To the benefit of genealogists, these probate procedures have produced a huge amount of valuable family history related information. Unfortunately, to some extent, these records appear impenetrable due to the formulaic and archaic language used in the procedures and documents. Attorneys spend much of their time in law school just learning the language of law and any genealogist that wishes to use these valuable documents, must to some extent, make some of the same effort.
Changes in the law in the United States during the past 50 years or so have dramatically changed the legal procedures for probate in many of the states and have also affected the terminology. If you were to visit a probate attorney today and discuss making a Will, you would likely become engaged in a discussion of Living Wills, Trusts and Powers of Attorney, rather than simply drafting a Will. I do not have the inclination to write a treatise on modern probate law but there are some radical changes in the terminology which I find useful to understand from the standpoint of genealogy rather than probate law as such.
First, the person making a Will is called the testator (male) or testatrix (female). When making a Will, the testator appoints someone to administer or dispose of the estate. The word "estate" refers to any property that survives the death of the testator and needs to be distributed to the heirs and assigns. An heir is a peson designated by law who is entitled to inherit property from the deceased. An "assign" is a person, possible not designated by law, who is given a specific item of property. The giving of this specific property is called a bequest.
The main function of probate procedures is to have a way to provide for the orderly transfer of titled property such as real estate but the procedures also encompass the transfer of untitled personal property.
Now, beginning in about 1964 in the United States, the American Bar Association, with others, formed the National Conference of Commissioners on Uniform State Laws or NCCUSL to draft suggested uniform laws. The idea here was to try to regularize all the differences in the probate laws and procedures that had arisen over the years between the different states in the United States and to try and curb some of the gross abuses such as outrageous billing practices by attorneys.
The Model Uniform Probate Code was promulgated in 1969 and although it was intended to apply to all 50 states, it was adopted by only sixteen states. When I attended law school beginning in 1972 in Arizona, we studied the "newly passed" Uniform Probate Code (UPC). Over the years, the remaining states have adopted portions of the Uniform Probate Code in a piecemeal fashion. So now, rather than having a somewhat uniform set of terms and procedures in the United States, we have all of the old terms and procedures in some areas and completely different terms and procedures in others. If you would like to read more, see Wikipedia:Uniform Probate Code for links to probate related articles.
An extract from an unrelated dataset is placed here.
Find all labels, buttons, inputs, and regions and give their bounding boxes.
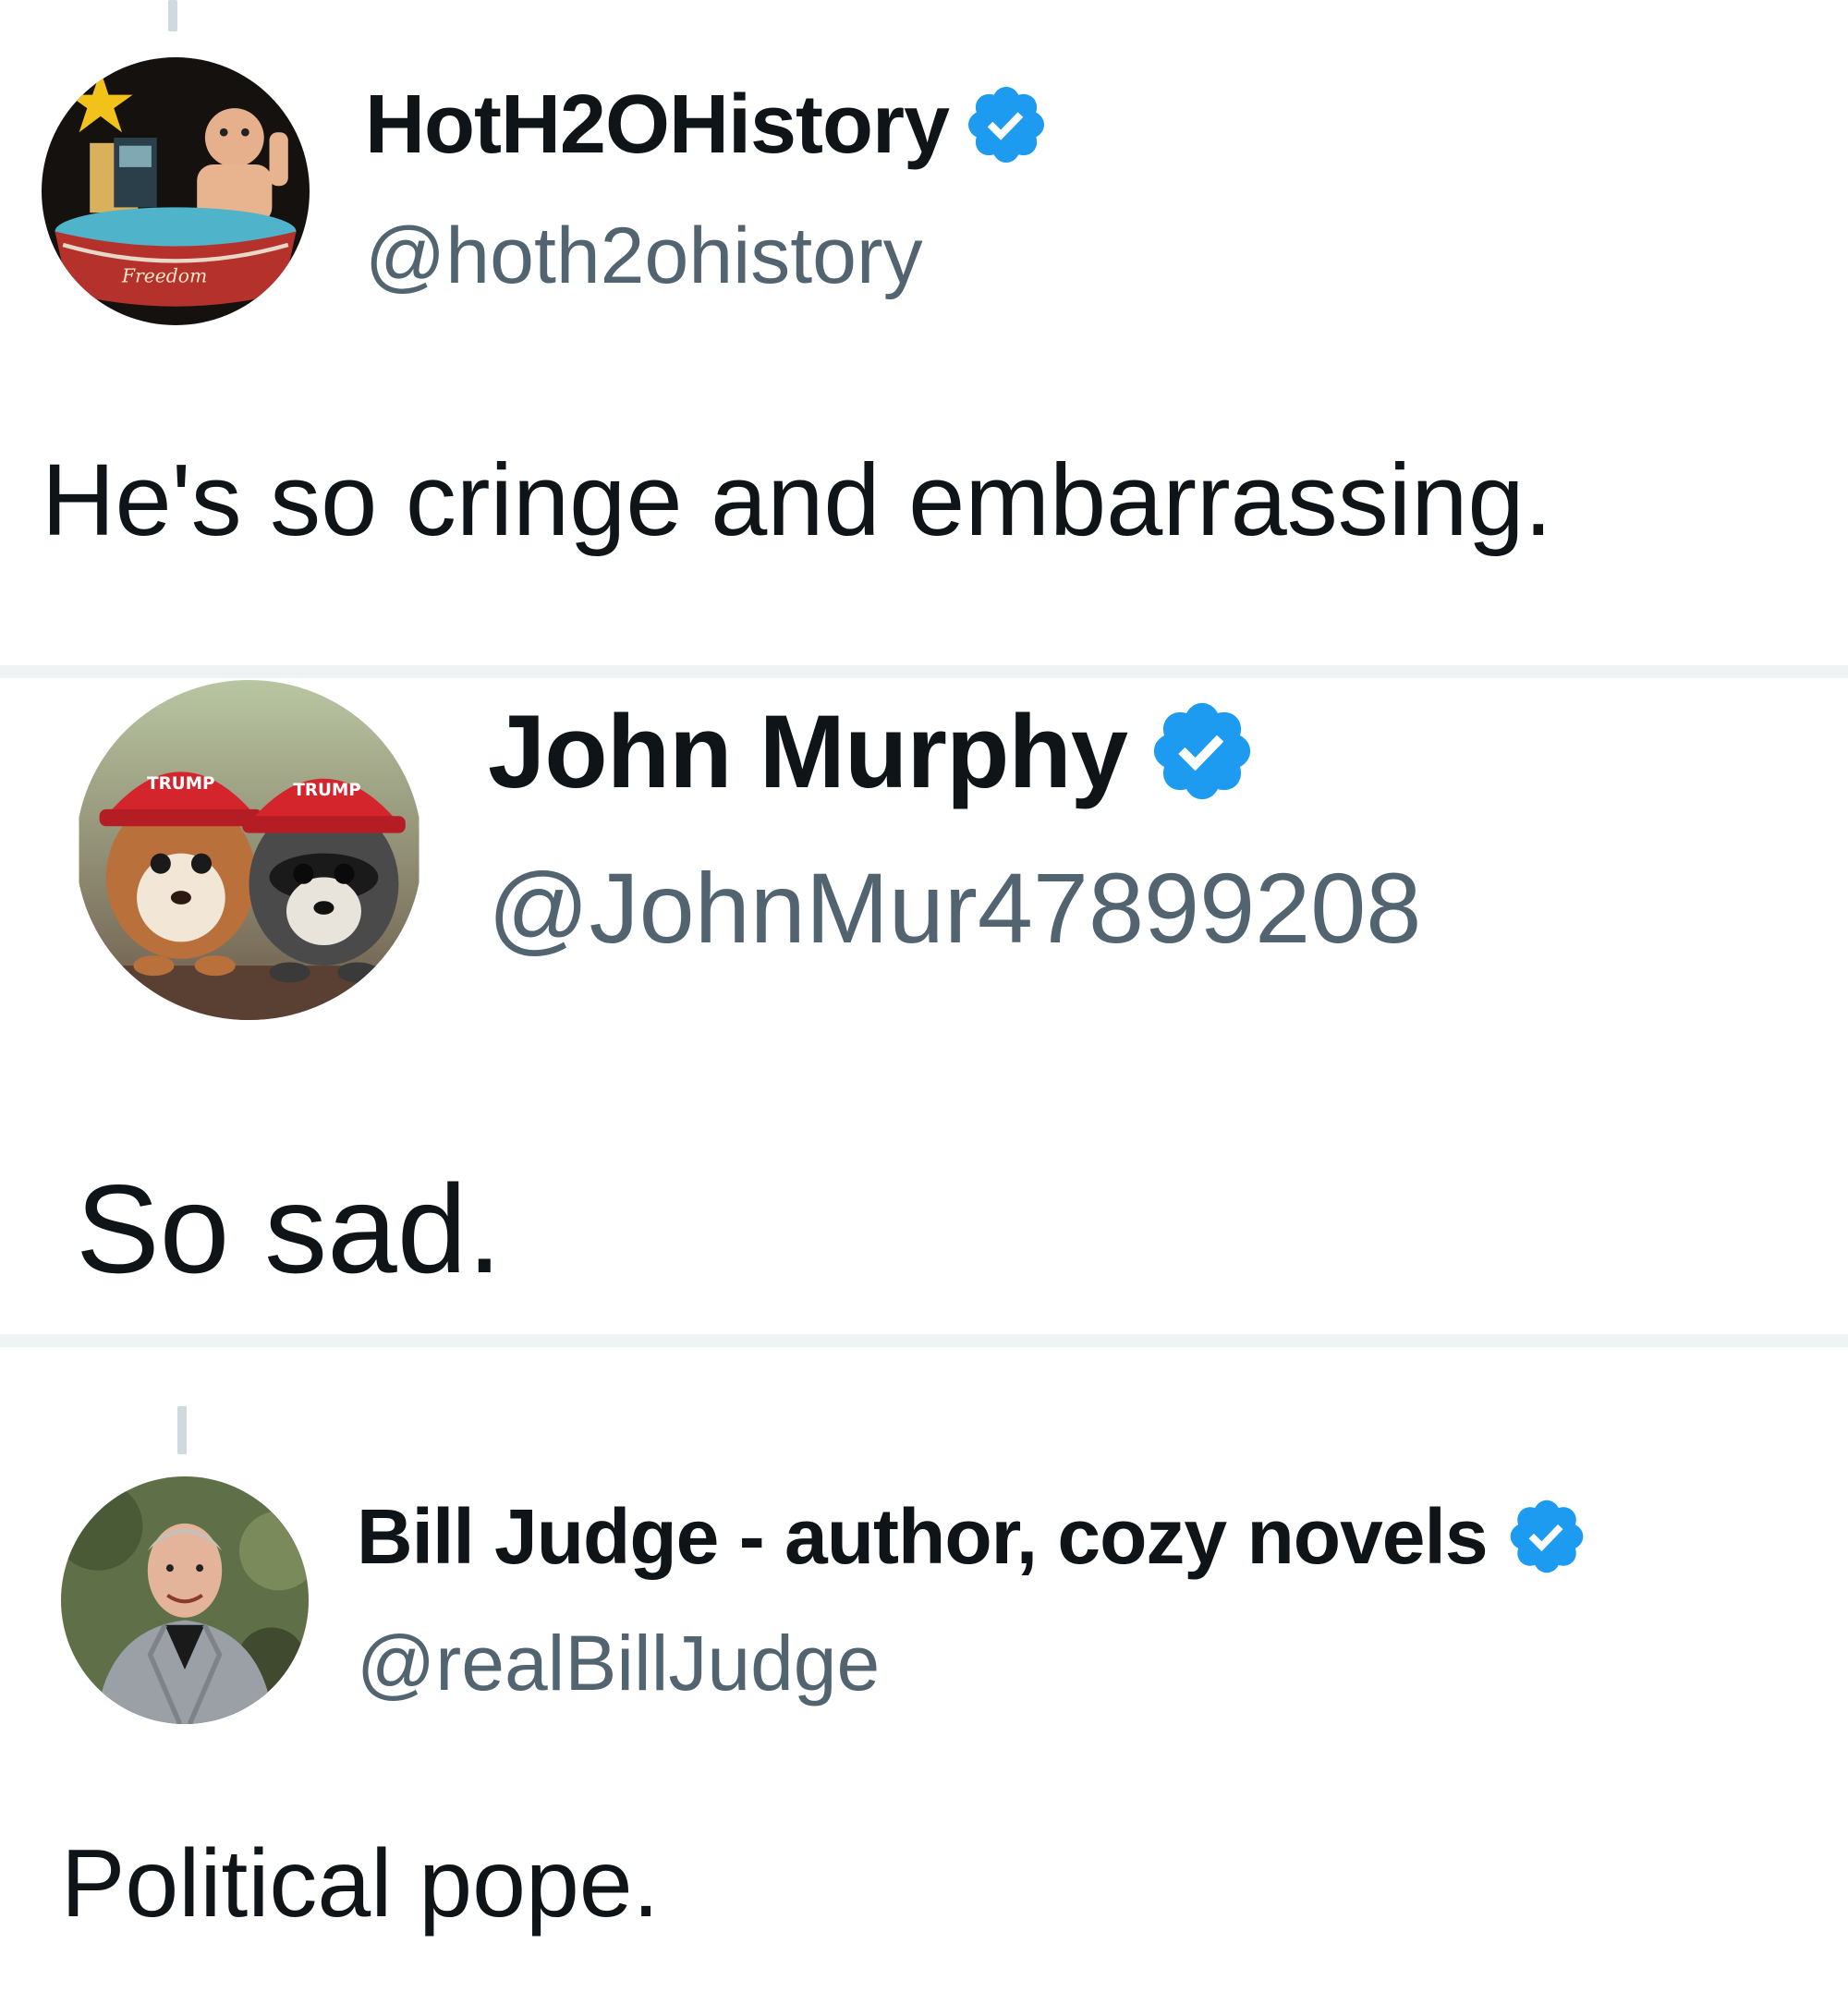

One of the most obvious changes made by the UPC was to the designation of the administrator of the estate. Historically, this person (or persons) was called the Executor (Executrix) or Administrator (Administratrix) of the Will. The UPC changes that terminology to Personal Representative of the Estate. So, if you move from Arizona to California, not only does the law change, but many of the terms and definitions change also. It is this non-uniform application of probate law that makes understanding what is happening historically in any given state a challenge to genealogists. As a side note, many of the abuses addressed by the UPC are sill going strong in non-UPC states.
One result of the changes is that when I talk about probate in Arizona, a UPC state, with a person from a non-UPC state, I have to explain a whole new set of terms and procedures.
So what do I suggest? As with many areas of interest to genealogists, including not only probate, but real estate, court records, maps, and many other areas, we need to become educated in these specific areas in order to use the records and understand what we are reading and researching.